Another indication of that delay is how soon Zen 4c as used in PHX2 and Bergamo is supposed to arrive. In future gens I expect that to happen more like in the middle in-between Zen gens.
 
  • Love
Reactions: A///

VirtualLarry

No Lifer
Aug 25, 2001
56,225
9,987
126
Will be interesting, if you can use these consumer CPUs with integrated FPGA to do "FPGA mining", with the right software / bitstreams. Could really shake things up in the GPU mining scene, and drive some strong adoption for these new AMD CPUs.
 
  • Like
Reactions: A///

A///

Diamond Member
Feb 24, 2017
4,352
3,154
136
drive some strong adoption for these new AMD CPUs.
that's underselling the blowout sales. If it comes to that and if intel is smart they'd incorporate the tech, too. it'd be massive sales boom period. jh will be off in the corner playing with a doll of himself crying losing out on that sweet money rolling in.
 

DrMrLordX

Lifer
Apr 27, 2000
21,570
10,763
136
Will be interesting, if you can use these consumer CPUs with integrated FPGA to do "FPGA mining", with the right software / bitstreams. Could really shake things up in the GPU mining scene, and drive some strong adoption for these new AMD CPUs.

Depends on how large and powerful is the integrated FPGA.
 

nickmania

Member
Aug 11, 2016
47
13
81
I am really interested on this, my new computer acquisition need to have AI capabilities to train models, but really confused at this point. The last interview with an AMD representative clearly expose that the consumer and server line will have different tools and hardware optimizations for AI, so is possible that the purchase a new mobile APU with AI integrated is not what I am expecting due the lack of software and this differentiation exposed on the interview. Also an actual Zen4 CPU does not have any AI silicon, so I am waiting for the ThreadRipper line to include the same silicon Ai circuits than Epyc server line... I am missing something?

I like to do an optimal purchase for this but is really difficult at this point. For graphical AI the winner is clearly a Nvidia GPU with tons of memory, but for CPUs I have no clue at this time.
 

DrMrLordX

Lifer
Apr 27, 2000
21,570
10,763
136
I am really interested on this, my new computer acquisition need to have AI capabilities to train models, but really confused at this point. The last interview with an AMD representative clearly expose that the consumer and server line will have different tools and hardware optimizations for AI, so is possible that the purchase a new mobile APU with AI integrated is not what I am expecting due the lack of software and this differentiation exposed on the interview.

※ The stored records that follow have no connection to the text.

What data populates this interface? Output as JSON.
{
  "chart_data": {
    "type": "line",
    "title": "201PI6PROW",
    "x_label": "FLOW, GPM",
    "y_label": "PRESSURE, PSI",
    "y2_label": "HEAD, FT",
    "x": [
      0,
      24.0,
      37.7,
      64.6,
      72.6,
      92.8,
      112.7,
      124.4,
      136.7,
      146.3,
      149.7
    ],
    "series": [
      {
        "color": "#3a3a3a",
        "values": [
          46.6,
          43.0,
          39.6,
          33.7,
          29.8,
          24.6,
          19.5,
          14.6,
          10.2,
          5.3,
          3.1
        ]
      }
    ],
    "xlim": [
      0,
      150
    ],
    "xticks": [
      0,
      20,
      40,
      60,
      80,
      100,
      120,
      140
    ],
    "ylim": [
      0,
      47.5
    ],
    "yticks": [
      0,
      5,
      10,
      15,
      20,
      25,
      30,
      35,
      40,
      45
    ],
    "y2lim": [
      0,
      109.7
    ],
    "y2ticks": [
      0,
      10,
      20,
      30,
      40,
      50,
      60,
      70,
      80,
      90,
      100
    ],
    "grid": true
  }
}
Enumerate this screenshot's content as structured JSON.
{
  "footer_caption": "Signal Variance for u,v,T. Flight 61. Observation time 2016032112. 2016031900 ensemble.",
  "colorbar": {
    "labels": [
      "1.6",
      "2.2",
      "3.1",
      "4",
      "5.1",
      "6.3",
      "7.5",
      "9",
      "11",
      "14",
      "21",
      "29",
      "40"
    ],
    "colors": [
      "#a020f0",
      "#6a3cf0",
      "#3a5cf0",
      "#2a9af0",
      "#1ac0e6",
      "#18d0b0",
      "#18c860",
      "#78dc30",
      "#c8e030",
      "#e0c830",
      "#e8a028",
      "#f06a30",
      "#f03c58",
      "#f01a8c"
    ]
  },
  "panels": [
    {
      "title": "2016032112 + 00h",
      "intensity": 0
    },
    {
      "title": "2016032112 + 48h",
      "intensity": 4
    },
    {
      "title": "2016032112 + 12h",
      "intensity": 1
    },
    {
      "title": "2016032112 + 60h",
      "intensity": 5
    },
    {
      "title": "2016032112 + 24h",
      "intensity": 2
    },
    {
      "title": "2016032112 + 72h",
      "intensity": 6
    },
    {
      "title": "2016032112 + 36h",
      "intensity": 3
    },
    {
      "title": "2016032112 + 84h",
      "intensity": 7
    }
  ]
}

Also an actual Zen4 CPU does not have any AI silicon, so I am waiting for the ThreadRipper line to include the same silicon Ai circuits than Epyc server line... I am missing something?

I like to do an optimal purchase for this but is really difficult at this point. For graphical AI the winner is clearly a Nvidia GPU with tons of memory, but for CPUs I have no clue at this time.

Consumer products (e.g. APUs/SoCs) with integrated AI functionality seem more aimed at inference hardware than anything else. If you're looking to do training on consumer hardware, you're probably still stuck with whatever NV dGPU you can get.